Y sin embargo, no podía hacer nada. Nunca en mi vida me sentí tan impotente.
El médico entró. Lo había
visto ya varias veces, siempre con expresión seria, pero humana. Se detuvo
junto a nosotros.
—¿Cómo está? —preguntó con
voz baja.
Lo miré a los ojos. Tenía
tanta rabia contenida, tanto miedo, que mis palabras salieron solas, como un
látigo.
—¡Dígamelo usted, doctor!
Sé que lo descolocó mi
respuesta. Pero no podía más. No quería esperanzas vacías, no quería palabras
suaves. Solo la verdad.
Él me explicó que habían
hecho todas las pruebas necesarias, que la medicación era la correcta, que
quizás en unos días comenzaría a mejorar. Asentí, sin decir mucho más.
—Esta noche estaré de
guardia —añadió—. Si necesita algo, no dude en llamarme.
—Sí… lo haré —le dije casi
en un susurro, sin apartar la vista de mi hijo.
Cuando se fue, el silencio
volvió. Un silencio que dolía. Sentí cómo el miedo se instalaba en mi pecho
como una piedra.
No sé cuánto tiempo había
pasado. Las horas eran densas, inmóviles. Yo seguía allí, vigilando cada
movimiento de su pecho, cada leve sonido que emitía. Entonces, algo cambió. Fue
casi imperceptible, pero lo supe al instante: su respiración se volvió más débil,
más entrecortada. El miedo me golpeó como una bofetada. Pulsé el botón de
llamada con manos temblorosas. En segundos, una enfermera entró corriendo.
No hizo falta que dijera
nada. Lo vi en su expresión. Algo iba mal. Muy mal.
Poco después llegó el
médico. Entró rápido, con el gesto tenso, sin perder tiempo en palabras. Mi
bebé apenas respiraba. En cuestión de minutos, lo sacaron de la habitación y lo
llevaron a la UCI. Yo me quedé atrás, paralizada. Como si me hubieran arrancado
el corazón.
La bronquitis se había
complicado con una neumonía. Lo escuché decirlo, con ese tono contenido que
usan los médicos cuando intentan no sembrar más desesperación.
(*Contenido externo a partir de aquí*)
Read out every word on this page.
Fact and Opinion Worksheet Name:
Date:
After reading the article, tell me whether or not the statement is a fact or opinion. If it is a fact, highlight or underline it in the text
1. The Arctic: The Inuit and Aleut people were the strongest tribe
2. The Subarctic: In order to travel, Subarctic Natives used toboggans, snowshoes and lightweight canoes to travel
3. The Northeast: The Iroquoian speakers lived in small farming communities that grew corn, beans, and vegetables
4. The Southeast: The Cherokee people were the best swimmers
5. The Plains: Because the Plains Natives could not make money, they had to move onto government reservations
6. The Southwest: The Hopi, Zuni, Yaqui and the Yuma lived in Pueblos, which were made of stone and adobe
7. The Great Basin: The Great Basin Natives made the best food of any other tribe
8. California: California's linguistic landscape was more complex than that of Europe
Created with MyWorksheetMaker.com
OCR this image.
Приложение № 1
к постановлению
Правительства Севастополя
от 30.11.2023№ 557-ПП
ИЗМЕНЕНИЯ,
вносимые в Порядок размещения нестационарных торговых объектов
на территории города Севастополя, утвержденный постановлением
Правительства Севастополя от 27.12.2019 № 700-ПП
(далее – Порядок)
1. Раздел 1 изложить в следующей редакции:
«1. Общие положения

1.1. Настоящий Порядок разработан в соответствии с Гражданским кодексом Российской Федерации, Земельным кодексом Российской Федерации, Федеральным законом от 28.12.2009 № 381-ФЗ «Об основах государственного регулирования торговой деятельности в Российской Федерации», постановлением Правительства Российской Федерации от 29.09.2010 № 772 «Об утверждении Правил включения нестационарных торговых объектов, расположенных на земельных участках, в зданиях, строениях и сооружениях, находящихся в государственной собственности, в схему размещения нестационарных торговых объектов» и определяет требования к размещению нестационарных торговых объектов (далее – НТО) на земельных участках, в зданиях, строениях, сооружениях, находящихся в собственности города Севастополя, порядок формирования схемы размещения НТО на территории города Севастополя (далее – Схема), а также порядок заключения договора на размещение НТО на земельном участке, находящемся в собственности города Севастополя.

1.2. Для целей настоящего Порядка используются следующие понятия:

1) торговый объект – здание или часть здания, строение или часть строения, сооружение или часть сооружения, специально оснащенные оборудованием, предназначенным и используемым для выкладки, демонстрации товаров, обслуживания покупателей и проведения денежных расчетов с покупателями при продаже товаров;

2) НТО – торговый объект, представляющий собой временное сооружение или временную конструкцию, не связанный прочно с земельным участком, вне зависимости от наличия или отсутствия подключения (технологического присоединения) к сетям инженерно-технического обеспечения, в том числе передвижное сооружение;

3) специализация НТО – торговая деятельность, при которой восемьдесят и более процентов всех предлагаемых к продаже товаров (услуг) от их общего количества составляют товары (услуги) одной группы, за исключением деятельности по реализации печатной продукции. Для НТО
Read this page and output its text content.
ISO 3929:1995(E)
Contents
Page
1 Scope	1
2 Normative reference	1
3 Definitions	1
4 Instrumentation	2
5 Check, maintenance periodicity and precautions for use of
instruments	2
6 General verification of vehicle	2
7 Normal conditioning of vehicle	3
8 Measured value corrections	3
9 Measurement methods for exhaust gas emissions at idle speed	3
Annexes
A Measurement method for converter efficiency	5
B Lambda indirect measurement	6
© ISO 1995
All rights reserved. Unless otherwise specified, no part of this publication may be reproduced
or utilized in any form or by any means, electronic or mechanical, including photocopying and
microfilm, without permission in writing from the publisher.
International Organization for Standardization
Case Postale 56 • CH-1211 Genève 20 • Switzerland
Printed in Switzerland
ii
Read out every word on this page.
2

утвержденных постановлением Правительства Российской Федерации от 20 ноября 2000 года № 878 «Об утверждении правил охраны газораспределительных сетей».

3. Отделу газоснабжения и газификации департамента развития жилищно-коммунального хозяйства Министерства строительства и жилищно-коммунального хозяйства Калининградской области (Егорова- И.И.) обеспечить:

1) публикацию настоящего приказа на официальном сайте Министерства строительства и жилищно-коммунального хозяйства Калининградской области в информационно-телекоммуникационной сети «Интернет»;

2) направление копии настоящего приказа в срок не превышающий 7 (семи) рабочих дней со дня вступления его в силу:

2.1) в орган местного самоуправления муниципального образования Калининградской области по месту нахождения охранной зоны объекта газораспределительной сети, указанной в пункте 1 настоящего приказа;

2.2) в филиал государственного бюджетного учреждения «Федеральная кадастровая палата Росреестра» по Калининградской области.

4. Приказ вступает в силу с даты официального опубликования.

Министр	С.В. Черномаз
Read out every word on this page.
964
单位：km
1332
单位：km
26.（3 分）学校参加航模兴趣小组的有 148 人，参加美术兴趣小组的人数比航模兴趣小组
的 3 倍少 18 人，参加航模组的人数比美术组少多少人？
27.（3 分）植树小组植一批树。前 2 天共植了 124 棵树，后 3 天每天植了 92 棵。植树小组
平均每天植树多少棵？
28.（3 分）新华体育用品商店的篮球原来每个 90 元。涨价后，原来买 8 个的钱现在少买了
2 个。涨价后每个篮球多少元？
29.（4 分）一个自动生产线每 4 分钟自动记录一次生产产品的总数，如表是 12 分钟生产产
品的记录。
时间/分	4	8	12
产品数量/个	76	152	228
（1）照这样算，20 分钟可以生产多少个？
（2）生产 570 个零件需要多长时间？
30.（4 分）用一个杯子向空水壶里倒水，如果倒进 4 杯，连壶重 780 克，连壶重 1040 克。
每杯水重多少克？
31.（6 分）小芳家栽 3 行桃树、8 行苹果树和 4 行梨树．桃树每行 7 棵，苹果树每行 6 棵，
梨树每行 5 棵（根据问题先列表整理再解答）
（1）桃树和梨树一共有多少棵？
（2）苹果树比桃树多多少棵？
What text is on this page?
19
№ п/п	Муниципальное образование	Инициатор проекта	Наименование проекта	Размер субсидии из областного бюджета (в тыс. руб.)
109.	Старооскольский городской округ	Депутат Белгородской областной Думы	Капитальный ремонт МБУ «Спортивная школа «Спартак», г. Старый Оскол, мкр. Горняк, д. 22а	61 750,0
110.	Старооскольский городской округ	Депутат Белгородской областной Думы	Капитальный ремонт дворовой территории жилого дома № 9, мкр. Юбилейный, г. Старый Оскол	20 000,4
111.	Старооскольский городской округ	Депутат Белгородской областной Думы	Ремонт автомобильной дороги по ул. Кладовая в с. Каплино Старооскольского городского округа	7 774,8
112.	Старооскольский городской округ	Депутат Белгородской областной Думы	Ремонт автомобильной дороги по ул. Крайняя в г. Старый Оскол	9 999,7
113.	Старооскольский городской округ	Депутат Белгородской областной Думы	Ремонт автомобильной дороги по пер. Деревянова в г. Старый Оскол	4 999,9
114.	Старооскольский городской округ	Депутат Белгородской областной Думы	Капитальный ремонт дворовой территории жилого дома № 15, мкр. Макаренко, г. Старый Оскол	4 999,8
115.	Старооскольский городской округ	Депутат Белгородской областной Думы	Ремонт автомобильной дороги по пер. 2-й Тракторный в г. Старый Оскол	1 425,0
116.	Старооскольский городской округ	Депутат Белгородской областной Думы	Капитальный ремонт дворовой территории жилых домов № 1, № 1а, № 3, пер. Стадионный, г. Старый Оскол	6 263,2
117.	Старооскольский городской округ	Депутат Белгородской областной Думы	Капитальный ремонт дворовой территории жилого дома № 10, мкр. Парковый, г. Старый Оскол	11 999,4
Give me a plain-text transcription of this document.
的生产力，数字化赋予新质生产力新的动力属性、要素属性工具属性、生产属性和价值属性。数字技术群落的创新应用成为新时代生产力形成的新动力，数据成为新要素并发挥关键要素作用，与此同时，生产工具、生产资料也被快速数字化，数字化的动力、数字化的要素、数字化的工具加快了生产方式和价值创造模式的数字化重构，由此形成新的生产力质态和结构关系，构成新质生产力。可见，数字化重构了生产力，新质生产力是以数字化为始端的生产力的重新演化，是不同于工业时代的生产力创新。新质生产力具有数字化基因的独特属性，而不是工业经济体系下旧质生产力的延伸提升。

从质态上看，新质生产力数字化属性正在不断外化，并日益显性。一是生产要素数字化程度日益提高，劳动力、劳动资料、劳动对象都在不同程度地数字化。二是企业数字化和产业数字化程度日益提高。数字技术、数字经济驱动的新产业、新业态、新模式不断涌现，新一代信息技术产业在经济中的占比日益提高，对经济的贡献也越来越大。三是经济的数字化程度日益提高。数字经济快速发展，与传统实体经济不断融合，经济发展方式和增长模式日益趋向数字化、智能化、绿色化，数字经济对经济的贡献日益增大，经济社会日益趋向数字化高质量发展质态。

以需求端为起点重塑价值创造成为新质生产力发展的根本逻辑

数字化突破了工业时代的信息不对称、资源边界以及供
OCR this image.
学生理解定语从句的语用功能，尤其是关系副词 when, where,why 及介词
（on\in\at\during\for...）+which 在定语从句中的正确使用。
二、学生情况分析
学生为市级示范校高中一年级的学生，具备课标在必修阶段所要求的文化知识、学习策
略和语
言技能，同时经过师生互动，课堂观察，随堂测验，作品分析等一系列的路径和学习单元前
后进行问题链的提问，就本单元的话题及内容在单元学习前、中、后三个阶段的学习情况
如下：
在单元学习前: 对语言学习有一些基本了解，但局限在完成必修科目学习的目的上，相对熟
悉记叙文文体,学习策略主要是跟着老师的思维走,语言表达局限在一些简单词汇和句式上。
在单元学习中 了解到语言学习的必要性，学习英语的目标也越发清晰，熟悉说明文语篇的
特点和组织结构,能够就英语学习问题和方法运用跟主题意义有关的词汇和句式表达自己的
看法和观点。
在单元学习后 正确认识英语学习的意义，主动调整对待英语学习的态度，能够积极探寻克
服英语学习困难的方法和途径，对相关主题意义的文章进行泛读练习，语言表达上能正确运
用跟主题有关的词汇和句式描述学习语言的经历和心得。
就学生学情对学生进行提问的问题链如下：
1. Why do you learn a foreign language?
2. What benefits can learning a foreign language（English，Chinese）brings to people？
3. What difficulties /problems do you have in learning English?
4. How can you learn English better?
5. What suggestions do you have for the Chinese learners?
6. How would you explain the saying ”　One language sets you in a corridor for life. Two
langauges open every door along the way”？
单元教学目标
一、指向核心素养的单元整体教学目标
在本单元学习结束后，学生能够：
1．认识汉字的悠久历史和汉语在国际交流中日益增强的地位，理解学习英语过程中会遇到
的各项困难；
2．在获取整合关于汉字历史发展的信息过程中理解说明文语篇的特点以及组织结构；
Pero no
necesitaba explicaciones. La gravedad colgaba en el aire como un puñal.
Le pusieron un respirador.
Le administraron antibióticos. Hicieron todo lo posible. El médico vino a
hablar conmigo. Dijo que las posibilidades eran muy pocas. Me miraba con
respeto, pero también con tristeza. Yo no podía responderle. Solo lo miraba.
Mis ojos ya no tenían lágrimas, solo incredulidad. Me dejé caer sobre una
silla. Sentí que todo el mundo se apagaba a mi alrededor, menos el recuerdo de
su llanto, su calor, su olor.
Tres días. Tres días
interminables. Viví en los pasillos del hospital, entre la sala de espera y la
puerta de la UCI. No comí. Apenas dormí. Solo rezaba, en silencio. Observaba
cada gesto del personal médico, cada palabra del doctor que, lo notaba, también
estaba afectado. Él volvía, una y otra vez. Se detenía frente al monitor,
ajustaba algo, observaba con ojos de alguien que no solo hacía su trabajo, sino
que se lo tomaba como algo más.
Y entonces, una mañana,
sucedió. Una enfermera me llamó. Caminé con el corazón en la garganta. Al
entrar, el médico me miró y sonrió, apenas. Solo con los ojos.
—Está respirando por sí
solo.
No entendí las palabras de
inmediato. Pero algo dentro de mí sí lo entendió. El cuerpo me tembló, me llevé
las manos a la boca. Y entonces, por fin, lloré. Lloré sin miedo. Lloré de
alivio.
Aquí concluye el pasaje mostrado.